Rebalancing the Global economy: A Primer for Policymaking
Such was the concern about the adverse consequences for the world economy of "imbalances" that G-20 Leaders, meeting in Pittsburgh in September 2009, adopted a Framework for Strong, Sustainable, and Balanced Growth. This step followed a growing body of expert opinion that took the view that large, persistent current account imbalances in the major industrialised economies and emerging markets since 2000 had, at the very least, contributed to the global financial crisis witnessed in 2007-8 and to the subsequent Great Recession. The purpose of this electronic book is to provide policymakers and their advisers with up-to-date, comprehensive analyses of the central facets of global economic imbalances and to identify and evaluate potential national and systemic responses to this challenge.

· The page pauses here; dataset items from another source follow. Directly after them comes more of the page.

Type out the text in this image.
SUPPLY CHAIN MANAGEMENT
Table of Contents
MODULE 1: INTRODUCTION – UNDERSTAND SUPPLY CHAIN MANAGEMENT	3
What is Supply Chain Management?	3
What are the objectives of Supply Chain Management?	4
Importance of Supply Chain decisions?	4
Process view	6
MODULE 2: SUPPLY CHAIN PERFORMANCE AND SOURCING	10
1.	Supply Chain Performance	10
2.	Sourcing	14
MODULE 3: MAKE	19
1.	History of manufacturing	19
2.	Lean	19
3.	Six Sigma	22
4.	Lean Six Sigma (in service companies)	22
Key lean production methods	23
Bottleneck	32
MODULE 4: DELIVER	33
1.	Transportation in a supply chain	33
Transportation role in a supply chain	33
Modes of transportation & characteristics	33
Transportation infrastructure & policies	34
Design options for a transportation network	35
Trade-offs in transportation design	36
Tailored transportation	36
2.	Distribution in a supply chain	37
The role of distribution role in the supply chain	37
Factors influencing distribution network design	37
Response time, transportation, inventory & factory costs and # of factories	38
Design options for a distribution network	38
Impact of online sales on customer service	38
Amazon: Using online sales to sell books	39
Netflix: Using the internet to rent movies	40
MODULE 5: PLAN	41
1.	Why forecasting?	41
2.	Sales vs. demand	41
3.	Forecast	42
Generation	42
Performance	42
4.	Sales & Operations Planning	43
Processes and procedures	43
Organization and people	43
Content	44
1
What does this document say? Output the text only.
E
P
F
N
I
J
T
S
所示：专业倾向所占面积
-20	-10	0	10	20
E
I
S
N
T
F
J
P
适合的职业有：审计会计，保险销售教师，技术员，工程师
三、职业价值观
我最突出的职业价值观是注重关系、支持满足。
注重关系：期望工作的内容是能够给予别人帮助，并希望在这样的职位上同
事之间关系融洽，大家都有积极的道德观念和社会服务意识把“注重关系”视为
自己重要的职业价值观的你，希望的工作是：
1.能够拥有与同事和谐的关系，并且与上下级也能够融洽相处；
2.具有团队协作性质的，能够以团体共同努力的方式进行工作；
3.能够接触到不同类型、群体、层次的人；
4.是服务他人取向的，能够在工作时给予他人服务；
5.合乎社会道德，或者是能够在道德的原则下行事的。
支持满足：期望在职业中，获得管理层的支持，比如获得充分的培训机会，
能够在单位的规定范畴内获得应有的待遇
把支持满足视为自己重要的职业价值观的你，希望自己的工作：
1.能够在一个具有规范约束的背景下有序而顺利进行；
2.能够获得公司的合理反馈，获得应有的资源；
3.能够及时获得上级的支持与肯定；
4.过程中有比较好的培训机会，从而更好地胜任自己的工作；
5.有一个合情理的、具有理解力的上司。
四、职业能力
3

To break down the many facets of this collective economic challenge, leading experts were asked to address one of the following policy-relevant questions.
1. How large are contemporary current account imbalances? Why do they persist?
2. What are the systemic costs of imbalances?
3. What are the lessons from previous attempts to rebalance the global economy?
4. What would rebalancing entail? Which policies must change? Is collective action needed?
5. What is the political viability of proposals to rebalance national economies?
6. Are new system-wide accords needed to promote rebalancing or to discourage persistent imbalances?